Here is a page from my pocket notebook of Mac Barnett and Jon Klassen discussing a new picture-book version of “Hansel and Gretel,” which was made by Stephen King adding words to Maurice Sendak’s designs for an opera.
JON: I’d say the illustrator is in the business of reacting to the text, doing work the manuscript doesn’t do. This can mean providing new information, adding a different tone or even subverting the words a little.
MAC: It’s this fluid, playful dynamic between text and image that animates the art form. As Sendak himself put it, the picture book is “an ingenious juxtaposition of picture and word, a counterpoint. … Words are left out — but the picture says it. Pictures are left out — but the word says it.”
That Sendak quote is from his praise for Randolph Caldecott:
Caldecott’s work heralds the beginning of the modern picture book. He devised an ingenious juxtaposition of picture and word, a counterpoint that had never happened before. Words are left out – but the picture says it. Pictures are left out – but the word says it. In short, it is the invention of the picture book.
I fixated on Sendak’s use of the word “counterpoint,” because I sort of remembered him being a classical music geek. (I remembered correctly.)
In another interview, Sendak explained his counterpoint idea in a little more detail:
I think what happens is if you’ve got enough confidence in yourself and you’ve resolved the text, that the pictures then do a second story, not be a mere echo. “Jane walked into the room and was eaten by the plant.” You don’t need to draw that, although maybe you’d like to draw that. But, in fact, you should draw something else. There should be a counterpoint between your pictures and your text. The best-illustrated books are the books where the text does one thing and the pictures say something just a little off-center of the language, so they’re both doing something. Otherwise you have an echo chamber. The most boring books are where the pictures are restating the text.
Who needs that? The text said it much better. So you cannot separate the pictures from the text, you shouldn’t be able to, not in a well-constructed book. They should fit in like machinery.
Because music is really my first love, I am always looking for musical metaphors to help me conceptualize my writing better.

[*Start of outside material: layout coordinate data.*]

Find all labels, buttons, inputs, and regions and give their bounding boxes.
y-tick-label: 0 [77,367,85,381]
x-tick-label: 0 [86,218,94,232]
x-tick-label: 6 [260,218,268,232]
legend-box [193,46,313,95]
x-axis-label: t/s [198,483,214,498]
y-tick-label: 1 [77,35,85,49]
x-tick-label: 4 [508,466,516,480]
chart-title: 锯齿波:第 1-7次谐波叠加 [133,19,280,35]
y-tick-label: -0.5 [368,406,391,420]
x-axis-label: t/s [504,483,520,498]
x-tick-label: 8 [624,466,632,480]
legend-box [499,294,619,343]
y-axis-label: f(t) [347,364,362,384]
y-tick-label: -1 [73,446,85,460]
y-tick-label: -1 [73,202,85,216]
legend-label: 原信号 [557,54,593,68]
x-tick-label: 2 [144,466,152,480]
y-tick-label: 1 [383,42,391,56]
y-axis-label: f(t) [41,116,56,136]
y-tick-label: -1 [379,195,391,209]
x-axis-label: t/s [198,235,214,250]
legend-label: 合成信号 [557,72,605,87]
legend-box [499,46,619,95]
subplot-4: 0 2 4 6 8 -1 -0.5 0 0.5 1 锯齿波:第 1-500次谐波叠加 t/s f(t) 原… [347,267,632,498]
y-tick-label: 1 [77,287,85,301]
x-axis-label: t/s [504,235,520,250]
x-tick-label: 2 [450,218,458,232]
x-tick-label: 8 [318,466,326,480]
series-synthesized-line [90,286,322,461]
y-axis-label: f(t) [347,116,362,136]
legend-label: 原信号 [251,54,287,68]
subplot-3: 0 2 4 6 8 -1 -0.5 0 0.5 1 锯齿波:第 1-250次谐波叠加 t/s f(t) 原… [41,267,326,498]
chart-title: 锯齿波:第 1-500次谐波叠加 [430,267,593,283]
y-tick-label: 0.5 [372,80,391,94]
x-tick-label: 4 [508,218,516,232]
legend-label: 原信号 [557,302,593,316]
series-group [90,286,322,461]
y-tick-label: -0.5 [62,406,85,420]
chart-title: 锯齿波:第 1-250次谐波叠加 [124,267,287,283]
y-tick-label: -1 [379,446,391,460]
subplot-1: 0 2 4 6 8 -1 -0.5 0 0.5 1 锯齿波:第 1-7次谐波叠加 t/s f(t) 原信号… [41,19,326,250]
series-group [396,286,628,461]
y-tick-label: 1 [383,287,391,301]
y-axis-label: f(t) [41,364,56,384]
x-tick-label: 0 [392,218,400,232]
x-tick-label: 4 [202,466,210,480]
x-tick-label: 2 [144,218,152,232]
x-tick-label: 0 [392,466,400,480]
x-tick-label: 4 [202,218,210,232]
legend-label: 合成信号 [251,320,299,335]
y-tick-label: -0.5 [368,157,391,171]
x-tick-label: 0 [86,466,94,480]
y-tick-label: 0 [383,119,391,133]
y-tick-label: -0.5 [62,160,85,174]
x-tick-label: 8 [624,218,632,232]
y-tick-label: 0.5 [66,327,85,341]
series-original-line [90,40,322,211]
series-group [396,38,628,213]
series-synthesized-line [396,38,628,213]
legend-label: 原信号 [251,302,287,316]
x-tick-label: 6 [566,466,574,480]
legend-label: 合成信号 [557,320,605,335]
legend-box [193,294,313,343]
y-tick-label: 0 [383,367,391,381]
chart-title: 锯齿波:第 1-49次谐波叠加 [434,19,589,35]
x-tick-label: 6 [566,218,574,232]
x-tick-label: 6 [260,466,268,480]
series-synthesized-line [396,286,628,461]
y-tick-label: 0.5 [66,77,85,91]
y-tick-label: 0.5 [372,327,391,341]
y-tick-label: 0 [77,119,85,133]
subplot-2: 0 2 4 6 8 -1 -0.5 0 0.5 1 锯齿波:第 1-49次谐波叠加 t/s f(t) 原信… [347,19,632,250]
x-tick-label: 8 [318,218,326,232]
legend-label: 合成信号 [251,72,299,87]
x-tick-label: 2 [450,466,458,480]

A footnote: This morning I heard R.E.M.’s “It’s The End of the World As We Know It,” and I was thinking about how much I like Mike Mills’ backing vocal response to the main chorus line. (“It’s time I had some time alone.”) It reminded me of The Beatles’ “Getting Better,” how Paul McCartney’s “Got to admit it’s getting better / a little better / all the time” was answered by John Lennon’s sardonic backing vocal, “It couldn’t get no worse!” It’s not technically musical counterpoint, I don’t think, but it’s interplay between voices that deepens the work.